Depuis lors, de jeunes scientifiques ont commencé à créer de nouveaux chapitres de Science for the People à travers le pays. «Je pense que beaucoup de gens ont vu le pouvoir dans ce corps de pensée historique, dans les livres et magazines qui ont été produits, et dans l’esprit de ce slogan,« Science for the People », dit Allen. "C'est puissant et permet de se connecter rapidement avec les gens."

Les scientifiques dépendent toujours de l'armée pour se financer, le sexisme est toujours un problème dans les départements scientifiques, et les entreprises et leurs désirs dictent toujours le travail et la survie même des scientifiques universitaires..

Après tout, les passions de la science pour le peuple dans les années 70 et 80 demeurent pertinentes et peut-être encore plus visibles aujourd'hui. Les scientifiques dépendent toujours de l'armée pour se financer, le sexisme est toujours un problème dans les départements scientifiques, et les entreprises et leurs désirs dictent toujours le travail et la survie même des scientifiques universitaires..

«J'ai consulté l'énoncé de mission de l'ancien magazine et je me suis dit:« Je pourrais encore signer aujourd'hui », déclare Katherine Yih, une biologiste impliquée dans le groupe d'origine et qui prévoit assister à la convention le mois prochain..

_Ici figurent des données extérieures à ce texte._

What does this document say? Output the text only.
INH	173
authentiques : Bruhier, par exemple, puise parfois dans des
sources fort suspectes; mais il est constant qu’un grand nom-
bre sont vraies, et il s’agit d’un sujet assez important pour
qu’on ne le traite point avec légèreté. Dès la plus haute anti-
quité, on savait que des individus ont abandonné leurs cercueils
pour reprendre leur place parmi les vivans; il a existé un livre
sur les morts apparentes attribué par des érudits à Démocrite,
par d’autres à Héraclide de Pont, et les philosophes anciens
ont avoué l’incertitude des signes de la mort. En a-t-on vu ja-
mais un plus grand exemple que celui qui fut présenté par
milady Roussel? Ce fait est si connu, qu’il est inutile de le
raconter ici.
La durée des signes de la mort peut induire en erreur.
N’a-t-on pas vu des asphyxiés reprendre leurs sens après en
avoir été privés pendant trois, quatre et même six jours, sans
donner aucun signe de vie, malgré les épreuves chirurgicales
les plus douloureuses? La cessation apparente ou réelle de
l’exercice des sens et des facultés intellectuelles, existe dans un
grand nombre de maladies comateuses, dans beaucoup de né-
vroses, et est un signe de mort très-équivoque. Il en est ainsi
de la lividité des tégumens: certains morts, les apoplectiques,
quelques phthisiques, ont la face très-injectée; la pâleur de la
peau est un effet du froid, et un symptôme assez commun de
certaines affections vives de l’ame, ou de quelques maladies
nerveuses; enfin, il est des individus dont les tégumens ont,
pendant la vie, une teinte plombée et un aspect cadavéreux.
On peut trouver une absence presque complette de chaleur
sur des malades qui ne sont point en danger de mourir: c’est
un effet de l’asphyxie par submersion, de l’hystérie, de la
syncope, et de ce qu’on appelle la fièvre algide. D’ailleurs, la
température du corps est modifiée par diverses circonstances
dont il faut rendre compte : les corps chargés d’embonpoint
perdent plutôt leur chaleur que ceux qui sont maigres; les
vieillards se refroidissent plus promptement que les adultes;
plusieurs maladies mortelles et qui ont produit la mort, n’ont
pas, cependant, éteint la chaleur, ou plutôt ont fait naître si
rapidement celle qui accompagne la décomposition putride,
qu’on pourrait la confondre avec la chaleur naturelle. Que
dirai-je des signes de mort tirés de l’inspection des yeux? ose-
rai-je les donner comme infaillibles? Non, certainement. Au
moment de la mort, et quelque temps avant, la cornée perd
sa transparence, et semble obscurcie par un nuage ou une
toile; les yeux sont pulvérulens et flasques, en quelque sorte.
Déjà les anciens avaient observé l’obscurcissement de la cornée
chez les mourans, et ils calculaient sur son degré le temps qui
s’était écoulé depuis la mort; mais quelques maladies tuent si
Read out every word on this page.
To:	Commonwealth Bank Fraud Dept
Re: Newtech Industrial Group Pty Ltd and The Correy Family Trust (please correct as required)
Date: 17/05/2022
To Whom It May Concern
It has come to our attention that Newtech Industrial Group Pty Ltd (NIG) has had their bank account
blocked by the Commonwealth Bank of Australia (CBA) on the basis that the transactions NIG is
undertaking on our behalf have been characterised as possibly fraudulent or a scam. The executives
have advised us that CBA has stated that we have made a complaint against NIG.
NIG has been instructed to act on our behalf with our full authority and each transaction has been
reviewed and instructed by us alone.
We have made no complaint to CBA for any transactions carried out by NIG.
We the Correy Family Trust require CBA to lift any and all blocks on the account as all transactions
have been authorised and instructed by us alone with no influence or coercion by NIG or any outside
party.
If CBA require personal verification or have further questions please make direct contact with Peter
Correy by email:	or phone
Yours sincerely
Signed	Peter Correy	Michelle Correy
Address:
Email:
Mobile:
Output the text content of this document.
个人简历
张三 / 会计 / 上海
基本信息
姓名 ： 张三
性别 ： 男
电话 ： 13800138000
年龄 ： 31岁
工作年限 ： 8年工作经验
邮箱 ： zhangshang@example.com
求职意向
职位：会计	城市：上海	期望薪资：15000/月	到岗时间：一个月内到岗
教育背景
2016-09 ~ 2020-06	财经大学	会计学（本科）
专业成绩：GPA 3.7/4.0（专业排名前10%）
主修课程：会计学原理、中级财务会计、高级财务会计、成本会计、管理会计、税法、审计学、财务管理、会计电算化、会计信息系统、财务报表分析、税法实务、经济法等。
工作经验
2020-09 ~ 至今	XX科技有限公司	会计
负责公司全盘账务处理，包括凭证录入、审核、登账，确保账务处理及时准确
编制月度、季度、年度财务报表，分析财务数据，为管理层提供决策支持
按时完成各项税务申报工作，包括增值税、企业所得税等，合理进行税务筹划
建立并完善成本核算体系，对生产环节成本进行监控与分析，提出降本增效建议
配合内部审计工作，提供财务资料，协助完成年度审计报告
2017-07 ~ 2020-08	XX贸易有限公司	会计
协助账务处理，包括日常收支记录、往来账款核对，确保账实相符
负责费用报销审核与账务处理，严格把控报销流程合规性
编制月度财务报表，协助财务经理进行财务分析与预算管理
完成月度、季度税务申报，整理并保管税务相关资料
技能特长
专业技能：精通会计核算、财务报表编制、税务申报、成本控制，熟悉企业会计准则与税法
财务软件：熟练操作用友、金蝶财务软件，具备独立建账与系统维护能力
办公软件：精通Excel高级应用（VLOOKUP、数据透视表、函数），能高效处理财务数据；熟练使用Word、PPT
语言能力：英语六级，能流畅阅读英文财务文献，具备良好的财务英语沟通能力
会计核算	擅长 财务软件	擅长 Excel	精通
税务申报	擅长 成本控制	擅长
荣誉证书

Les scientifiques ont souvent hésité à abandonner leurs fonctions d’experts objectifs pour devenir des activistes. Mais l’idée centrale de Science for the People - que science et politique ne peuvent être divisées - est une notion moins radicale qu’elle ne l’était dans les années 1970. Aujourd'hui, avec la force de la négation du climat dans la politique américaine et la tension nucléaire croissante, il a une nouvelle résonance. Une nouvelle génération de scientifiques se demande maintenant comment ils peuvent utiliser leur formation pour garder le monde entier.